Texas Supreme Court Examines Liability for Property Owners
In Occidental Chemical Corporation v. Jason Jenkins, the Texas Supreme Court held that “a claim against a previous owner for injury allegedly caused by a dangerous condition of real property remains a premises-liability claim, regardless of the previous property owner’s role in creating the condition.” (P. 2)
Occidental Chemical Corporation (“Occidental”) designed an improvement to an acid addition system at its Bayport, Texas chemical plant in 1992. Thereafter, in 1998, Occidental sold the chemical plant to Equistar Chemicals (“Equistar”). In April 2006, while Plaintiff was working at Equistar, he was partially blinded by the acid addition system machine when sprayed acid in his face.
Plaintiff sued Occidental for (1) premises liability because it previously owned the facility that he was injured at and (2) negligence because it was a third-party designer that designed the acid addition system that injured him and thus created a dangerous condition. At trial, the jury found Occidental liable for its design of and operating instructions for the acid-addition system, but the trial court held that the suit was barred by the statute of repose regarding improvements to real property.
The appellate court reversed the trial court’s finding that Jenkins had both a premises and negligence claim because it played two distinct roles – owner and designer. Therefore, the negligence claim remained viable even after Occidental sold the property. The appellate court further found that Occidental’s statute of repose defenses were not supported.
A person injured on another person’s property may have either a negligence claim or a premises liability claim against a property owner in Texas. Occidental was found to be not liable for the injuries because it had sold the property before the injury occurred.
A premises liability action exists if the injury is a result of the property condition. The duty to make a premise safe or warn of a dangerous condition runs with ownership and control of the property and therefore, upon sale, this duty passes to the new owner.
An ordinary negligence claim exists if the injury is the result of negligent activity.
In this unique case, Plaintiff argued he had had a viable cause of action under both theories, to which the appellate court agreed. The appellate court used a dual-role analysis finding Occidental played two distinct roles: designer of a faulty improvement and former premises owner.

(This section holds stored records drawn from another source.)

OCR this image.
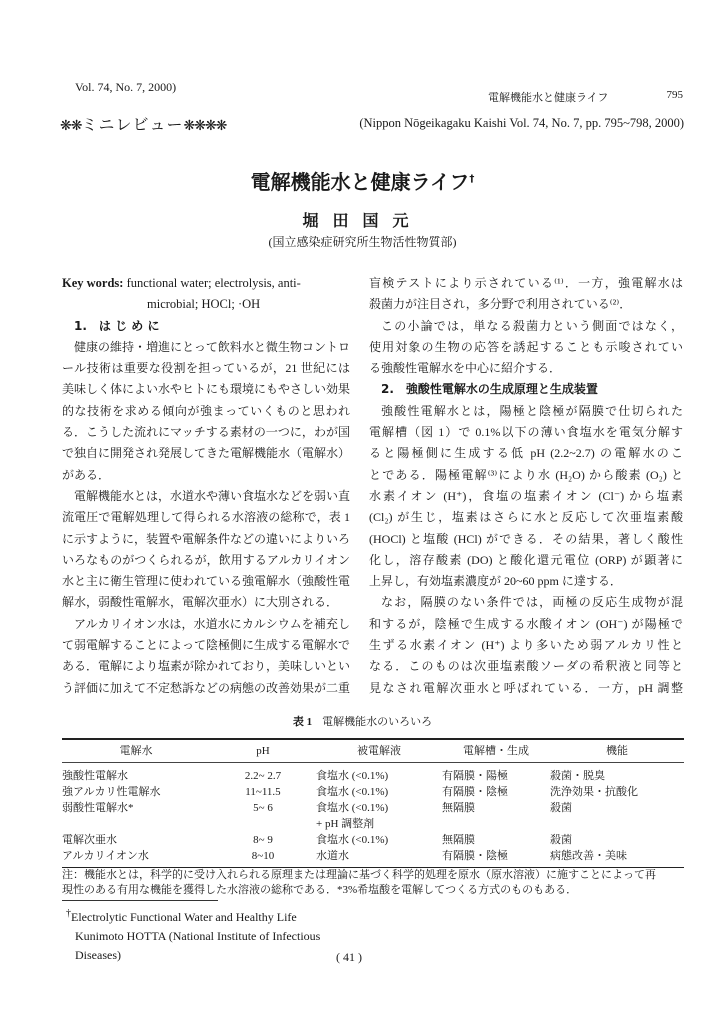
Vol. 74, No. 7, 2000)
電解機能水と健康ライフ	795
❋❋ミニレビュー❋❋❋❋	(Nippon Nōgeikagaku Kaishi Vol. 74, No. 7, pp. 795~798, 2000)
電解機能水と健康ライフ†
堀田国元
(国立感染症研究所生物活性物質部)
Key words: functional water; electrolysis, anti-
microbial; HOCl; ·OH
1.　は じ め に
健康の維持・増進にとって飲料水と微生物コントロ
ール技術は重要な役割を担っているが，21 世紀には
美味しく体によい水やヒトにも環境にもやさしい効果
的な技術を求める傾向が強まっていくものと思われ
る．こうした流れにマッチする素材の一つに，わが国
で独自に開発され発展してきた電解機能水（電解水）
がある．
電解機能水とは，水道水や薄い食塩水などを弱い直
流電圧で電解処理して得られる水溶液の総称で，表 1
に示すように，装置や電解条件などの違いによりいろ
いろなものがつくられるが，飲用するアルカリイオン
水と主に衛生管理に使われている強電解水（強酸性電
解水，弱酸性電解水，電解次亜水）に大別される．
アルカリイオン水は，水道水にカルシウムを補充し
て弱電解することによって陰極側に生成する電解水で
ある．電解により塩素が除かれており，美味しいとい
う評価に加えて不定愁訴などの病態の改善効果が二重
盲検テストにより示されている⁽¹⁾．一方，強電解水は
殺菌力が注目され，多分野で利用されている⁽²⁾．
この小論では，単なる殺菌力という側面ではなく，
使用対象の生物の応答を誘起することも示唆されてい
る強酸性電解水を中心に紹介する．
2.　強酸性電解水の生成原理と生成装置
強酸性電解水とは，陽極と陰極が隔膜で仕切られた
電解槽（図 1）で 0.1%以下の薄い食塩水を電気分解す
ると陽極側に生成する低 pH (2.2~2.7) の電解水のこ
とである．陽極電解⁽³⁾により水 (H₂O) から酸素 (O₂) と
水素イオン (H⁺)，食塩の塩素イオン (Cl⁻) から塩素
(Cl₂) が生じ，塩素はさらに水と反応して次亜塩素酸
(HOCl) と塩酸 (HCl) ができる．その結果，著しく酸性
化し，溶存酸素 (DO) と酸化還元電位 (ORP) が顕著に
上昇し，有効塩素濃度が 20~60 ppm に達する．
なお，隔膜のない条件では，両極の反応生成物が混
和するが，陰極で生成する水酸イオン (OH⁻) が陽極で
生ずる水素イオン (H⁺) より多いため弱アルカリ性と
なる．このものは次亜塩素酸ソーダの希釈液と同等と
見なされ電解次亜水と呼ばれている．一方，pH 調整
表 1 電解機能水のいろいろ
電解水	pH	被電解液	電解槽・生成	機能
強酸性電解水	2.2~ 2.7	食塩水 (<0.1%)	有隔膜・陽極	殺菌・脱臭
強アルカリ性電解水	11~11.5	食塩水 (<0.1%)	有隔膜・陰極	洗浄効果・抗酸化
弱酸性電解水*	5~ 6	食塩水 (<0.1%)	無隔膜	殺菌
		+ pH 調整剤		
電解次亜水	8~ 9	食塩水 (<0.1%)	無隔膜	殺菌
アルカリイオン水	8~10	水道水	有隔膜・陰極	病態改善・美味
注：機能水とは，科学的に受け入れられる原理または理論に基づく科学的処理を原水（原水溶液）に施すことによって再
現性のある有用な機能を獲得した水溶液の総称である．*3%希塩酸を電解してつくる方式のものもある．
†Electrolytic Functional Water and Healthy Life
Kunimoto HOTTA (National Institute of Infectious
Diseases)	( 41 )
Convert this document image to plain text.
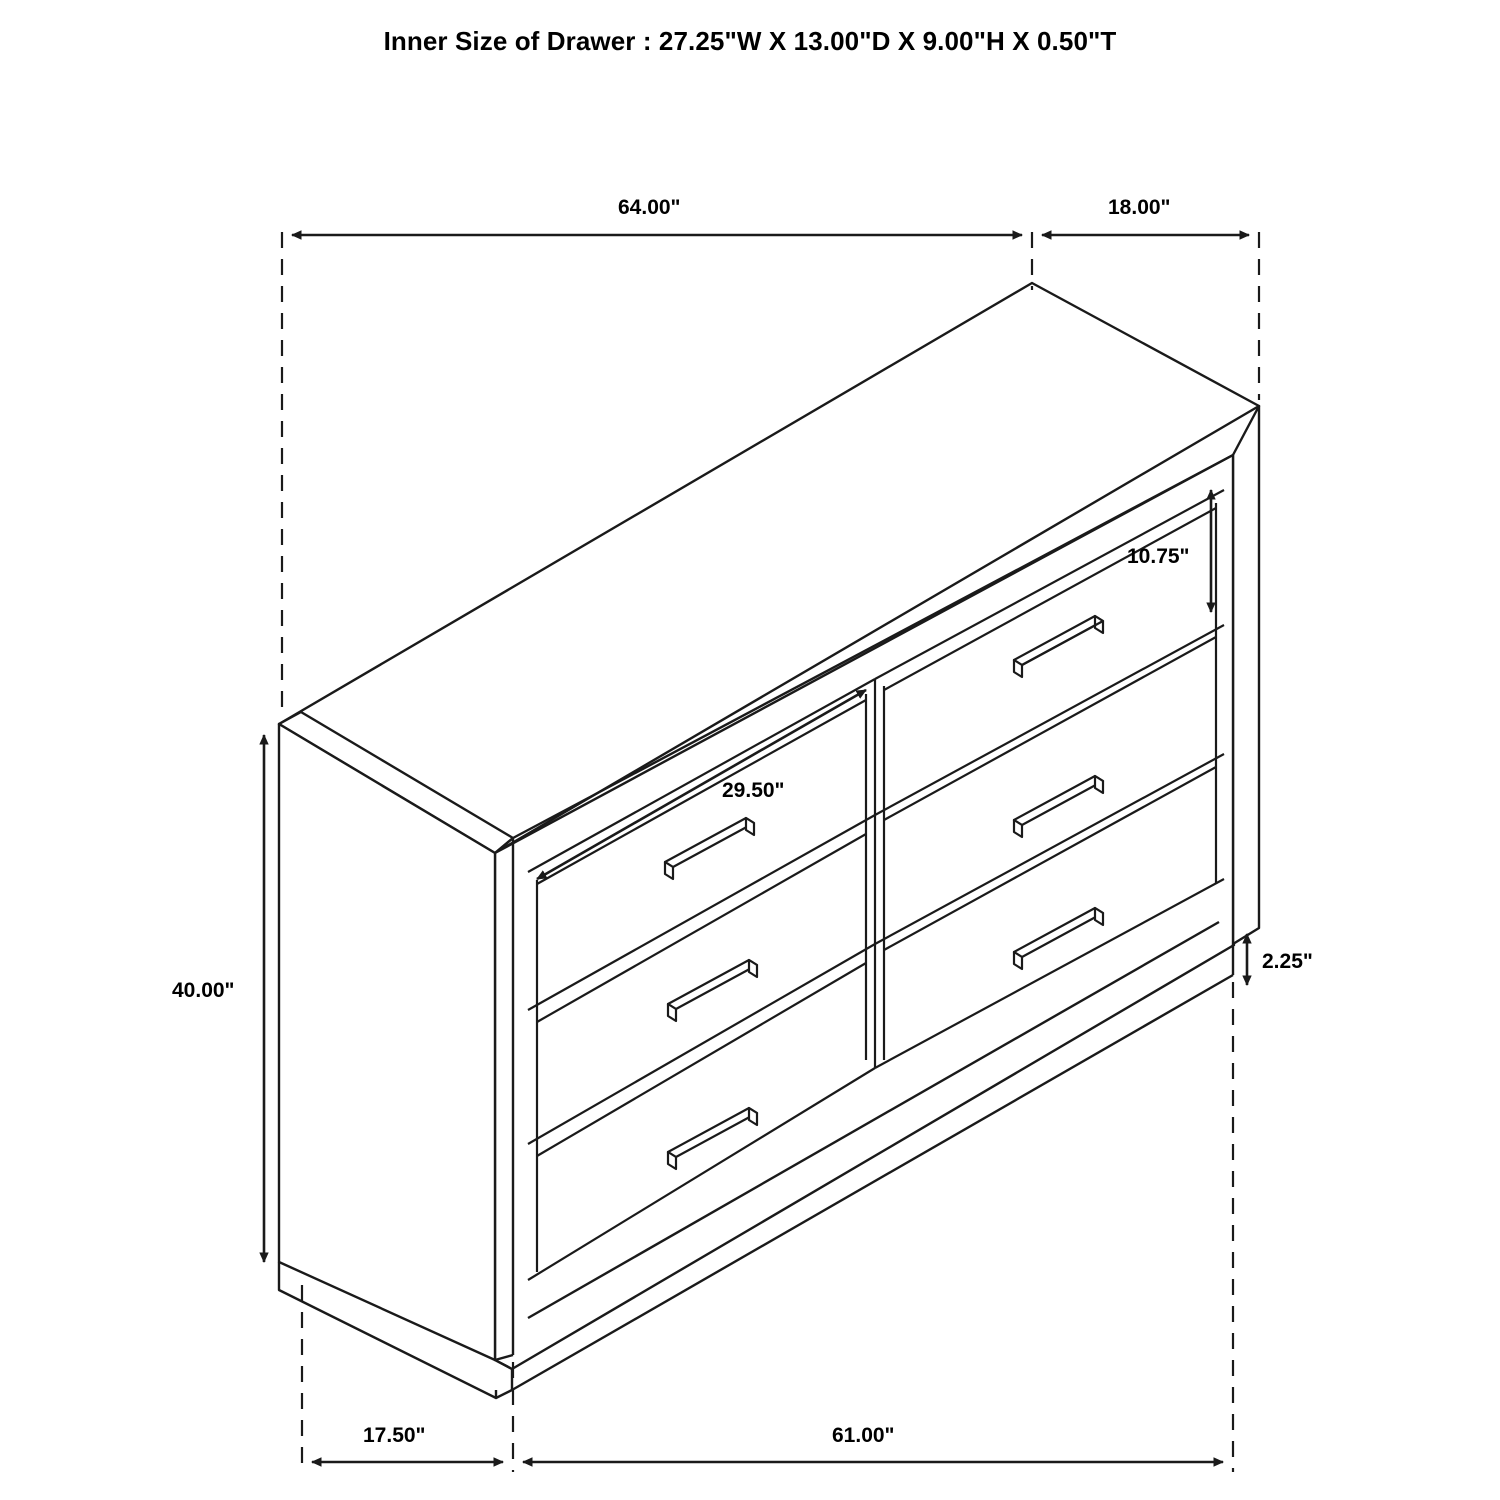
Inner Size of Drawer : 27.25"W X 13.00"D X 9.00"H X 0.50"T
64.00"	18.00"
10.75"
29.50"
40.00"
2.25"
17.50"	61.00"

However, the Supreme Court found that no Texas case supported the appellate court’s dual-role analysis and therefore only premises-liability applies to a property owner who creates a dangerous condition on the property. Therefore, the Supreme Court ruled that “the claim of a person injured by the condition remains a premises-liability claim as to the owner-creator, regardless of how the injured party chooses to plead it.” (P. 11)
Despite Plaintiff’s arguments, the Supreme Court did not believe (1) Section 385 of the Second Restatement of Torts or (2) the Strakos v. Gehrig, 360 S.W. 2d 787 (Tex. 1962) decision rejecting the accepted-work doctrine were applicable.
Therefore, the Supreme Court reversed the judgment of the Houston court of appeals and rendered a take-nothing judgment against Plaintiff because Occidental had sold the property several years before Plaintiff’s accident and did not otherwise owe Plaintiff a duty of care apart from its ownership and control of the property. Occidental had no means to protect Plaintiff or prevent his injury and therefore owed no duty of care, as that duty had passed to Equistar.
Because the Supreme Court found that Occidental breached no duty of care to Jenkins, it did not address the statute of repose because it was inapplicable to this case.
What this means for you:
This case is an important torts liability case for property owners.
If a property owner sells its property, it may be protected under this case should later injury arise.
This protection only applies when the property owner made the improvements to real property.